Because of the limitation in the original study design, we cannot confirm the cause of endotoxemia in our patients. Because endotoxemia has been reported in hemodialysis patients (28,32), it seems probable that uremia per se is the cause. As to the source of endotoxin, occult infection is often implicated. However, none of the patients in this study had an indwelling vascular catheter at the time of the blood test or a history of peritonitis (as they were newly started on PD). Recently, Brenchley et al. (15) showed that microbial translocation from the gastrointestinal tract is the cause of endotoxemia and systemic immune activation in AIDS patients.
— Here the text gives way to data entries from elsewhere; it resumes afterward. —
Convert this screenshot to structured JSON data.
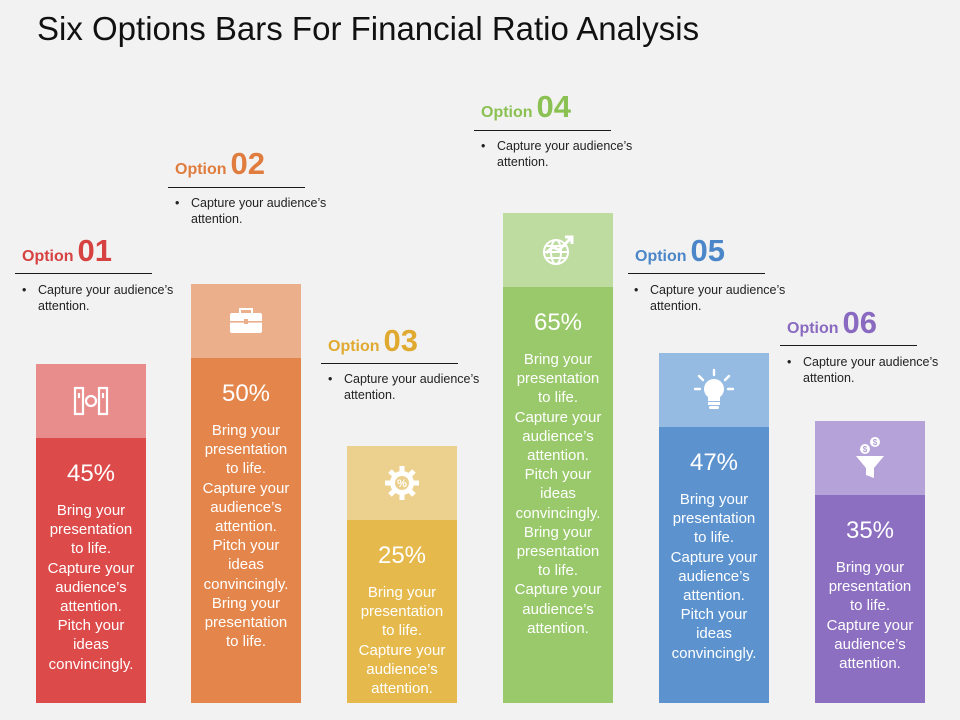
{
  "title": "Six Options Bars For Financial Ratio Analysis",
  "bullet_char": "•",
  "options": [
    {
      "word": "Option",
      "num": "01",
      "bullet": "Capture your audience’s attention.",
      "percent": "45%",
      "value": 45,
      "text": "Bring your presentation to life. Capture your audience’s attention. Pitch your ideas convincingly.",
      "color_main": "#dd4a4a",
      "color_top": "#e98c8c",
      "label_color": "#d64141",
      "icon": "binders-icon"
    },
    {
      "word": "Option",
      "num": "02",
      "bullet": "Capture your audience’s attention.",
      "percent": "50%",
      "value": 50,
      "text": "Bring your presentation to life. Capture your audience’s attention. Pitch your ideas convincingly. Bring your presentation to life.",
      "color_main": "#e4864b",
      "color_top": "#ebaf8b",
      "label_color": "#e07c3e",
      "icon": "briefcase-icon"
    },
    {
      "word": "Option",
      "num": "03",
      "bullet": "Capture your audience’s attention.",
      "percent": "25%",
      "value": 25,
      "text": "Bring your presentation to life. Capture your audience’s attention.",
      "color_main": "#e5b94b",
      "color_top": "#ecd18e",
      "label_color": "#e0aa30",
      "icon": "percent-gear-icon"
    },
    {
      "word": "Option",
      "num": "04",
      "bullet": "Capture your audience’s attention.",
      "percent": "65%",
      "value": 65,
      "text": "Bring your presentation to life. Capture your audience’s attention. Pitch your ideas convincingly. Bring your presentation to life. Capture your audience’s attention.",
      "color_main": "#99c96a",
      "color_top": "#bedba0",
      "label_color": "#8bc152",
      "icon": "globe-growth-icon"
    },
    {
      "word": "Option",
      "num": "05",
      "bullet": "Capture your audience’s attention.",
      "percent": "47%",
      "value": 47,
      "text": "Bring your presentation to life. Capture your audience’s attention. Pitch your ideas convincingly.",
      "color_main": "#5c93cf",
      "color_top": "#95bbe3",
      "label_color": "#4a86c8",
      "icon": "lightbulb-icon"
    },
    {
      "word": "Option",
      "num": "06",
      "bullet": "Capture your audience’s attention.",
      "percent": "35%",
      "value": 35,
      "text": "Bring your presentation to life. Capture your audience’s attention.",
      "color_main": "#8c6fc0",
      "color_top": "#b5a2d8",
      "label_color": "#8a6ac0",
      "icon": "money-funnel-icon"
    }
  ]
}
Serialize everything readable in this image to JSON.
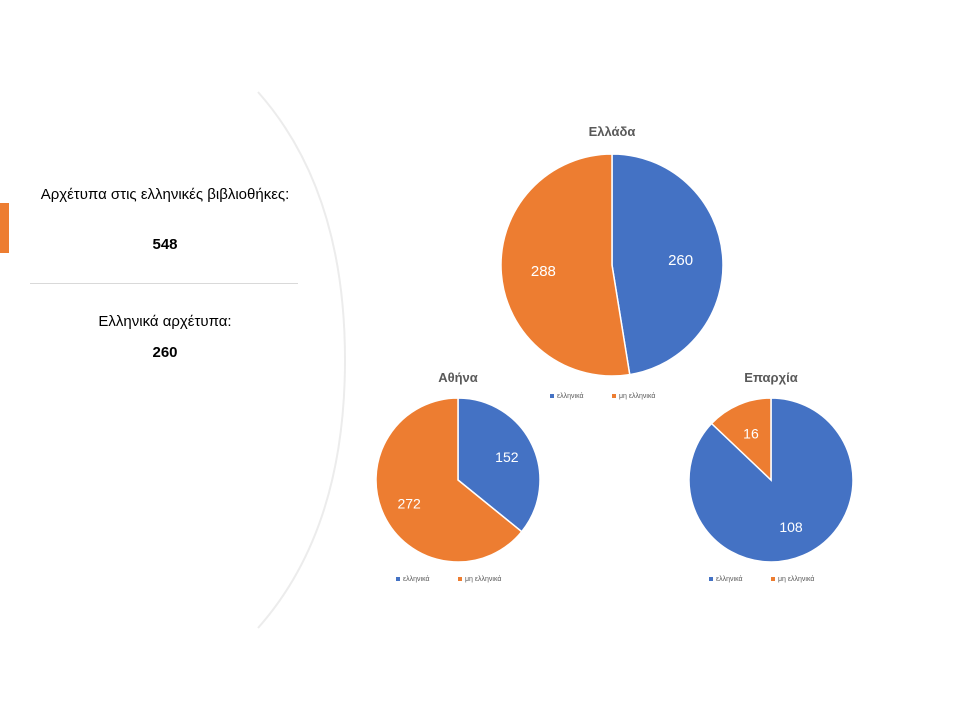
{
  "left_panel": {
    "block1_label": "Αρχέτυπα στις ελληνικές βιβλιοθήκες:",
    "block1_value": "548",
    "block2_label": "Ελληνικά αρχέτυπα:",
    "block2_value": "260"
  },
  "colors": {
    "blue": "#4472C4",
    "orange": "#ED7D31",
    "accent": "#ED7D31",
    "curve": "#ececec"
  },
  "chart_data": [
    {
      "type": "pie",
      "title": "Ελλάδα",
      "categories": [
        "ελληνικά",
        "μη ελληνικά"
      ],
      "values": [
        260,
        288
      ],
      "legend": "bottom"
    },
    {
      "type": "pie",
      "title": "Αθήνα",
      "categories": [
        "ελληνικά",
        "μη ελληνικά"
      ],
      "values": [
        152,
        272
      ],
      "legend": "bottom"
    },
    {
      "type": "pie",
      "title": "Επαρχία",
      "categories": [
        "ελληνικά",
        "μη ελληνικά"
      ],
      "values": [
        108,
        16
      ],
      "legend": "bottom"
    }
  ]
}
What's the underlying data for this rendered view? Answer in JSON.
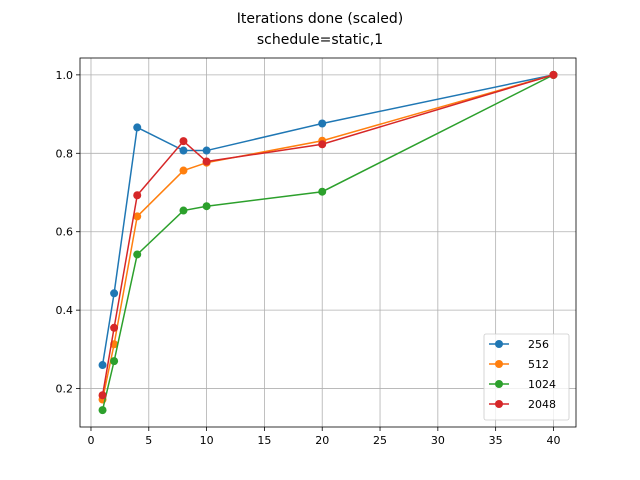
{
  "chart_data": {
    "type": "line",
    "title": "Iterations done (scaled)",
    "subtitle": "schedule=static,1",
    "xlabel": "",
    "ylabel": "",
    "x": [
      1,
      2,
      4,
      8,
      10,
      20,
      40
    ],
    "xlim": [
      -0.95,
      41.95
    ],
    "ylim": [
      0.102,
      1.043
    ],
    "xticks": [
      0,
      5,
      10,
      15,
      20,
      25,
      30,
      35,
      40
    ],
    "yticks": [
      0.2,
      0.4,
      0.6,
      0.8,
      1.0
    ],
    "ytick_labels": [
      "0.2",
      "0.4",
      "0.6",
      "0.8",
      "1.0"
    ],
    "grid": true,
    "legend_position": "lower right",
    "series": [
      {
        "name": "256",
        "color": "#1f77b4",
        "values": [
          0.26,
          0.443,
          0.866,
          0.807,
          0.807,
          0.876,
          1.0
        ]
      },
      {
        "name": "512",
        "color": "#ff7f0e",
        "values": [
          0.172,
          0.313,
          0.639,
          0.756,
          0.776,
          0.832,
          1.0
        ]
      },
      {
        "name": "1024",
        "color": "#2ca02c",
        "values": [
          0.145,
          0.27,
          0.542,
          0.654,
          0.665,
          0.702,
          1.0
        ]
      },
      {
        "name": "2048",
        "color": "#d62728",
        "values": [
          0.183,
          0.355,
          0.693,
          0.831,
          0.779,
          0.823,
          1.0
        ]
      }
    ]
  }
}
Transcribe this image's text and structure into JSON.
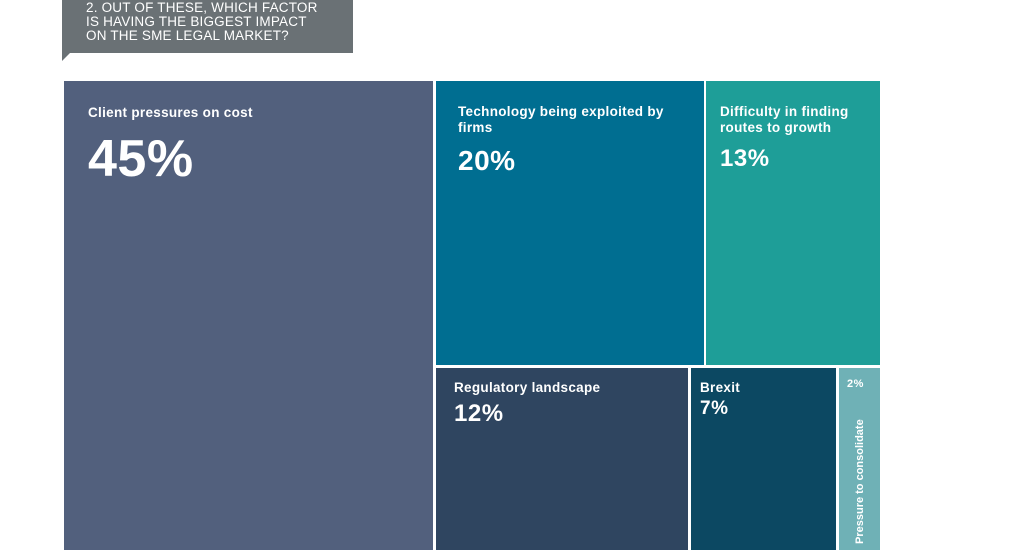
{
  "question": "2. OUT OF THESE, WHICH FACTOR IS HAVING THE BIGGEST IMPACT ON THE SME LEGAL MARKET?",
  "colors": {
    "question_bg": "#6a7175",
    "client": "#52607d",
    "technology": "#006e91",
    "difficulty": "#1e9e98",
    "regulatory": "#2f4560",
    "brexit": "#0c4862",
    "pressure": "#6fb1b6"
  },
  "chart_data": {
    "type": "treemap",
    "unit": "%",
    "items": [
      {
        "key": "client",
        "label": "Client pressures on cost",
        "value": 45,
        "display": "45%"
      },
      {
        "key": "technology",
        "label": "Technology being exploited by firms",
        "value": 20,
        "display": "20%"
      },
      {
        "key": "difficulty",
        "label": "Difficulty in finding routes to growth",
        "value": 13,
        "display": "13%"
      },
      {
        "key": "regulatory",
        "label": "Regulatory landscape",
        "value": 12,
        "display": "12%"
      },
      {
        "key": "brexit",
        "label": "Brexit",
        "value": 7,
        "display": "7%"
      },
      {
        "key": "pressure",
        "label": "Pressure to consolidate",
        "value": 2,
        "display": "2%"
      }
    ]
  }
}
Further study is needed to determine whether the same pathologic process exists in renal failure patients.
There are several other important inadequacies in our study and our result can only be considered preliminary. The sample size was small and the study was purely cross-sectional. Although we demonstrated a correlation between circulating LPS level and carotid IMT, which has been found to be an important predictor of CVD in dialysis (33–35) as well as predialysis renal failure patients (20), further prospective study is needed to determine whether a high circulating LPS level could predict CVD, and, if that is the case, whether the effect is mediated via arterial wall thickening as revealed in carotid IMT.
Another aspect that is worth further investigation is the potential benefit of treatment. Recent reports suggest that endotoxin-related inflammation and vascular abnormality is reversible. Statin has been found to inhibit endotoxin-induced vascular inflammation, which may contribute to the therapeutic role in atherosclerotic diseases (29). Selective intestinal decontamination partially reverses the hyperdynamic circulatory state in cirrhotic patients (36). Before embarking on therapeutic trials, however, it seems logical to clarify the origin of endotoxemia in renal failure patients so that targeted therapy can be designed.
In summary, we found that endotoxemia was common in PD patients, and the degree of circulating endotoxemia was related to the severity of systemic inflammation and features of atherosclerosis. Our result suggests that endotoxemia may contribute to the systemic inflammatory state and accelerated atherosclerosis in PD patients.
This study was supported in part by the CUHK Research Committee Funding (Direct Grant), Project ID 2041276 and CUHK research account 6901031. The authors declare no conflict of interest.